In 1951, the neoorthodox theologian H. Richard Niebuhr authored the highly influential Christ and Culture, in which he proposed five basic models: “Christ against Culture,” “Christ of Culture,” “Christ above Culture,” “Christ Transforming Culture,” and “Christ and Culture in Paradox.” A perusal of modern literature reveals the enduring quality of these classifications as applied to the tensions of “Christianity and culture.”[1]

Most often, two of these alternatives are summarily dismissed (at least in their “reductionist” forms). An isolationist “Christ against Culture” model leads to complete seclusion, with the resulting inability to fulfill the church’s Great Commission.
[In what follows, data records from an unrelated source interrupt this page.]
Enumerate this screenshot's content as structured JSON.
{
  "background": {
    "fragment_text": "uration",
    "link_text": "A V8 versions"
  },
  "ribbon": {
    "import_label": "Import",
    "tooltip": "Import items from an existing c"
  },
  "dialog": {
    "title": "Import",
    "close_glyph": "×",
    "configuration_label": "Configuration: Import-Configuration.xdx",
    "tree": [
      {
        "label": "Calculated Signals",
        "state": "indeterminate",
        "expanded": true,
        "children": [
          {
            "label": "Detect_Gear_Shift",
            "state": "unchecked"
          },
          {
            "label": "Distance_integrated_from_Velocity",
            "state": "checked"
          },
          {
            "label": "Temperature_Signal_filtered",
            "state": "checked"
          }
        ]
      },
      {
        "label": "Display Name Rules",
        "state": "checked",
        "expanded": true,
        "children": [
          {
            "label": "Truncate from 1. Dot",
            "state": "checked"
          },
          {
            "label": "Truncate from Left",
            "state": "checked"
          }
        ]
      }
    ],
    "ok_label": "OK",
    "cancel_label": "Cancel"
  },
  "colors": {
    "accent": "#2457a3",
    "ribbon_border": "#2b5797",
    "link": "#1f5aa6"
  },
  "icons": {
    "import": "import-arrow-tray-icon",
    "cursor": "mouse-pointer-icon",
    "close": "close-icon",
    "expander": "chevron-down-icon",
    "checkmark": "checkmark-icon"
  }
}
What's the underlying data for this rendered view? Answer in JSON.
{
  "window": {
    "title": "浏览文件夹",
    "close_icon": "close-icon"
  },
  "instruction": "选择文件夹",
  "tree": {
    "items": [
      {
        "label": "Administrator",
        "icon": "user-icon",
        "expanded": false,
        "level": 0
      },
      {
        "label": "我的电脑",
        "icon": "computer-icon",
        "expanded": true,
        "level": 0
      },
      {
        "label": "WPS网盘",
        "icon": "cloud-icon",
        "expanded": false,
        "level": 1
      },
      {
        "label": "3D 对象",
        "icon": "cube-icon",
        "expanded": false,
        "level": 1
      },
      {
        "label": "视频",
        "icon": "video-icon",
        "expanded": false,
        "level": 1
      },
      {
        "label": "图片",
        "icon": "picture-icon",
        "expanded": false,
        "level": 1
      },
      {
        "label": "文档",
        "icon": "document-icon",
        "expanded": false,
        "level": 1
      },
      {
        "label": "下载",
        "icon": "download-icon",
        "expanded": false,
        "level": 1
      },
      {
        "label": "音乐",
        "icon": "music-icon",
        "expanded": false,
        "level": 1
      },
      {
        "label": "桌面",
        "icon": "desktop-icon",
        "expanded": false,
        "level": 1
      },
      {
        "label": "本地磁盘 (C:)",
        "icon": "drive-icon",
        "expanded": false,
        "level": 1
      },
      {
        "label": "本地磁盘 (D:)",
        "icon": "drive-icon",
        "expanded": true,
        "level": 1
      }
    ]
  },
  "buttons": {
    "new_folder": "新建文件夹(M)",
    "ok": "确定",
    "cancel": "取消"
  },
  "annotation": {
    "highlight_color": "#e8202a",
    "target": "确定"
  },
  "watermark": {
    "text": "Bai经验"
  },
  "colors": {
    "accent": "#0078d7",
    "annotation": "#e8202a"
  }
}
The “Christ of culture” model so equates Christianity with reigning culture that it lends no external point from which to critique society. This leaves the three alternatives of “Christ above Culture” (the nature-grace synthesis of Thomas Aquinas), “Christ Transforming Culture” (the Augustinian/Reformed conversion of culture), and “Christ and Culture in Paradox” (Luther’s doctrine of the two kingdoms). Dennis Hollinger writes, “The relationship between Christ and culture is one of the most significant elements in Christian moral discernment. How we must answer the Christ-culture question will invariably affect the way we seek to implement and live out the Christian ethic within society.”[2]